Editor’s Note: This article is for informational purposes only. By using CheckThem.com, you agree to adhere to all applicable laws regarding background checks. Under the Fair Credit Reporting Act, 15 USC 1681 et seq., (“FCRA”), It is unlawful to use our service or the information we provide for any purpose that would require FCRA compliance.
If you’re doing a background check on someone, it can become a lot easier to get the information you need if you have their social security number in certain situations. However, there are some pros and cons of doing background checks by social security number. It’s also important to understand the process of doing background checks this way and whether or not you are authorized to do so.
Why to Use a Social Security Number
If you’re doing a background check on someone, you’re looking for their past or present information. You need to have as much information as possible, and you may be looking for specifics, such as their previous addresses, arrests and charges, or other public records. Using a social security number to get this information is the easiest way you can process a background check.
A person’s social security number is an identification number given by the government. This number can access all sorts of information about a person. You can think of it almost as a file number, with all of one’s employment records, licensing information, public records, and more. Because this information can be obtained with a social security number, it makes this the easiest way to get everything you could want, and more.
Downside to Using a Social Security Number
When doing a background check on someone using their social security number, the biggest downfall is having to ask the person for that number. Many people are understandably concerned about giving out this extremely personal information. Because social security numbers have been tied to just about everything you do, when someone gives you their social security number, they’re giving you free rein to their history and every movement they’ve made throughout their lives.
Just asking someone for their social security number can raise hackles and cause the other person to become defensive. While you cannot require a social security number for many things, you can ask. You are also able to refuse service, access, or anything else if the other person is not willing to give you this information. There are many reports out there about identity theft, and how harmful giving your social security number to the wrong person can be.
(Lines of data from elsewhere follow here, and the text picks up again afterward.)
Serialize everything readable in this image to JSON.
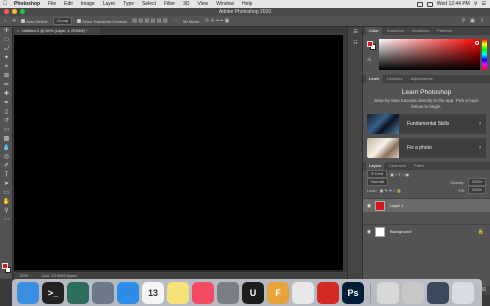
{
  "menubar": {
    "app": "Photoshop",
    "items": [
      "File",
      "Edit",
      "Image",
      "Layer",
      "Type",
      "Select",
      "Filter",
      "3D",
      "View",
      "Window",
      "Help"
    ],
    "time": "Wed 12:44 PM"
  },
  "window": {
    "title": "Adobe Photoshop 2020"
  },
  "options": {
    "auto_select_label": "Auto-Select:",
    "auto_select_value": "Group",
    "transform_label": "Show Transform Controls",
    "mode_3d": "3D Mode:"
  },
  "document": {
    "tab": "Untitled-1 @ 50% (Layer 1, RGB/8) *",
    "zoom": "50%",
    "doc_size": "Doc: 24.9M/0 bytes"
  },
  "color_panel": {
    "tabs": [
      "Color",
      "Swatches",
      "Gradients",
      "Patterns"
    ],
    "foreground": "#e8141c",
    "background": "#ffffff"
  },
  "learn_panel": {
    "tabs": [
      "Learn",
      "Libraries",
      "Adjustments"
    ],
    "title": "Learn Photoshop",
    "description": "Step-by-step tutorials directly in the app. Pick a topic below to begin.",
    "cards": [
      "Fundamental Skills",
      "Fix a photo"
    ]
  },
  "layers_panel": {
    "tabs": [
      "Layers",
      "Channels",
      "Paths"
    ],
    "kind": "Kind",
    "blend_mode": "Normal",
    "opacity_label": "Opacity:",
    "opacity_value": "100%",
    "lock_label": "Lock:",
    "fill_label": "Fill:",
    "fill_value": "100%",
    "layers": [
      {
        "name": "Layer 1",
        "color": "#d8141c"
      },
      {
        "name": "Background",
        "color": "#ffffff"
      }
    ]
  },
  "dock": {
    "apps": [
      {
        "icon": "finder-icon",
        "color": "#3b8fe0",
        "label": ""
      },
      {
        "icon": "terminal-icon",
        "color": "#222222",
        "label": ">_"
      },
      {
        "icon": "time-machine-icon",
        "color": "#2c6e5a",
        "label": ""
      },
      {
        "icon": "launchpad-icon",
        "color": "#6d7a8a",
        "label": ""
      },
      {
        "icon": "safari-icon",
        "color": "#2b8de8",
        "label": ""
      },
      {
        "icon": "calendar-icon",
        "color": "#f4f4f4",
        "label": "13"
      },
      {
        "icon": "notes-icon",
        "color": "#f7e27a",
        "label": ""
      },
      {
        "icon": "music-icon",
        "color": "#f34b63",
        "label": ""
      },
      {
        "icon": "system-preferences-icon",
        "color": "#7a7f86",
        "label": ""
      },
      {
        "icon": "unreal-engine-icon",
        "color": "#1d1d1d",
        "label": "U"
      },
      {
        "icon": "font-app-icon",
        "color": "#e8a23a",
        "label": "F"
      },
      {
        "icon": "chrome-icon",
        "color": "#e8e8e8",
        "label": ""
      },
      {
        "icon": "creative-cloud-icon",
        "color": "#d42a27",
        "label": ""
      },
      {
        "icon": "photoshop-icon",
        "color": "#001e36",
        "label": "Ps"
      },
      {
        "icon": "preview-icon",
        "color": "#d8d8d8",
        "label": ""
      },
      {
        "icon": "photo-app-icon",
        "color": "#c7c7c7",
        "label": ""
      },
      {
        "icon": "display-icon",
        "color": "#3b4a5a",
        "label": ""
      },
      {
        "icon": "trash-icon",
        "color": "#d9dde2",
        "label": ""
      }
    ]
  }
}
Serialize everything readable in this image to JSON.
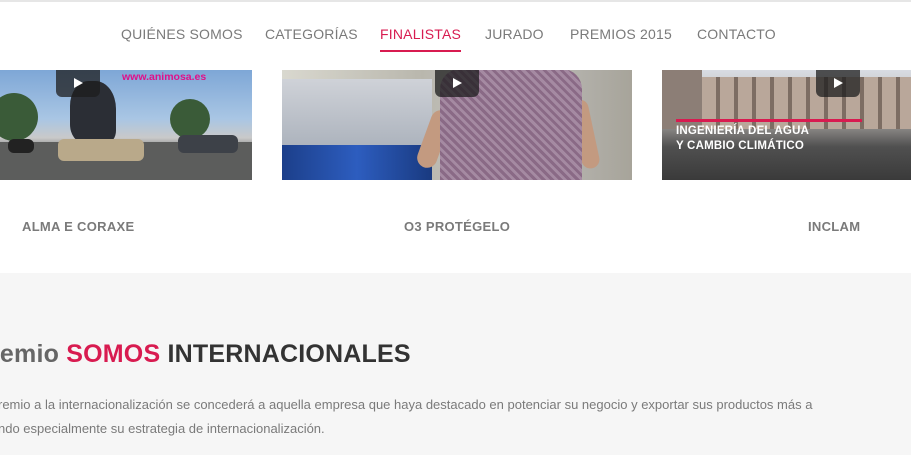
{
  "nav": {
    "items": [
      {
        "label": "QUIÉNES SOMOS",
        "active": false
      },
      {
        "label": "CATEGORÍAS",
        "active": false
      },
      {
        "label": "FINALISTAS",
        "active": true
      },
      {
        "label": "JURADO",
        "active": false
      },
      {
        "label": "PREMIOS 2015",
        "active": false
      },
      {
        "label": "CONTACTO",
        "active": false
      }
    ]
  },
  "colors": {
    "accent": "#d81b50",
    "nav_text": "#7a7a7a",
    "section_bg": "#f6f6f6"
  },
  "videos": [
    {
      "watermark": "www.animosa.es",
      "caption_lines": []
    },
    {
      "watermark": "",
      "caption_lines": []
    },
    {
      "watermark": "",
      "caption_lines": [
        "INGENIERÍA DEL AGUA",
        "Y CAMBIO CLIMÁTICO"
      ]
    }
  ],
  "finalists": [
    "ALMA E CORAXE",
    "O3 PROTÉGELO",
    "INCLAM"
  ],
  "section": {
    "title_prefix": "remio",
    "title_accent": "SOMOS",
    "title_rest": "INTERNACIONALES",
    "body_lines": [
      "remio a la internacionalización se concederá a aquella empresa que haya destacado en potenciar su negocio y exportar sus productos más a",
      "ndo especialmente su estrategia de internacionalización."
    ]
  },
  "icons": {
    "play": "play-icon"
  }
}
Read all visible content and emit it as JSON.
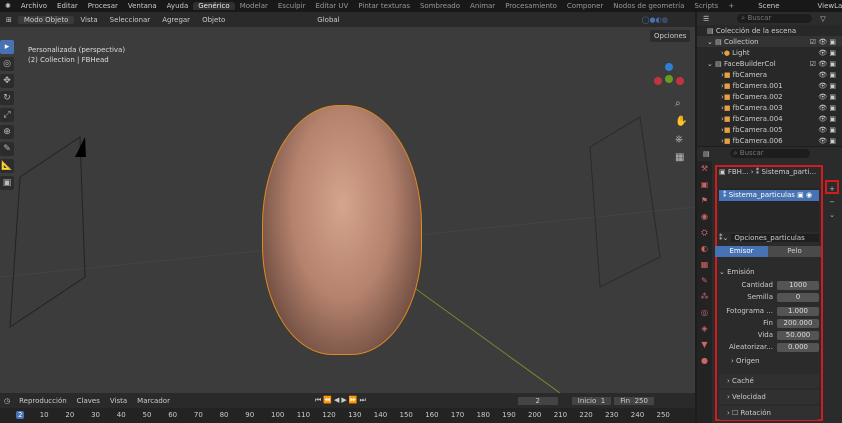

Because of this, you may find resistance to requesting a social security number.
Legal Issues With Requesting a Social Security Number
Keep in mind that while there are no federal laws making it illegal to request someone’s social security number for any reason, this does not mean that doing so is always legal. Some states have passed laws that only allow certain entities to request a social security number. In 2012, New York state passed a law that allows businesses or individuals to request a social security number only when it is required by law or when in relation to the following:
- Verifying someone’s age when enrolling in a marketing program
- A criminal record check
- Banking transactions
- Fraud investigations
- Credit transactions initiated by the consumer
- Collection of spousal or child support
- Blood or organ donation
- Enforcement of a court judgement
- Providing insurance to those with Medicaid or Medicare
Any other reason you might have to request someone’s social security number is now outside the law in New York state.
In addition, many areas have laws that if you do obtain someone’s social security number, you’re required to keep it safe. Companies must safeguard customers’ social security numbers from employees, unless the number is critical to an employee’s job. These restrictions are in place to prevent identity theft.
Most states have laws restricting the display or even the printing of social security numbers. In addition, requiring someone to mail or send their social security number over the internet is illegal in over 20 states.
Using a Social Security Number for Background Checks
While there may be hundreds of people with the name Jon Smith, each of those has his own, unique social security number.
When doing a social security number background check, you can get name and address history. This is perfect for anyone looking for a relative. It’s also helpful for checking the validity of rental history when you want to check on a potential roommate. Criminal background information also comes up when using a social security number background check. The history of a social security background check can go back three to 10 years, though sometimes you’ll find older information on the report.
Another benefit to using a social security background check is that it is a quick process. In fact, this is usually the fastest way to get information on someone. Usually the trace is completed within one to two days, and since there is little or no confusion on the person you’re requesting background about, you won’t need additional information as you would with a name and/or address search.
Verifying Information Given
When it comes down to it, the biggest reason to run a social security background check is to help you verify the information you’re given. This can help you determine whether someone is an honest person. In some cases, this is the main reason to do a background check in the first place. If you’re considering working with someone, but aren’t sure about their honesty, checking their background report can give you a glimpse into this. Keep in mind that a background check isn’t going to tell you for certain about someone’s honesty, but it can give you an idea based on other information they have given.
Running a background check can be extremely helpful, depending on your situation. If you have received permission to run a background check, as well as a person’s social security number, this check will give you the most complete and accurate information possible. One example is that if you’re searching for a loved one whom you’ve lost touch with, using their social security number can help you pinpoint where they might be.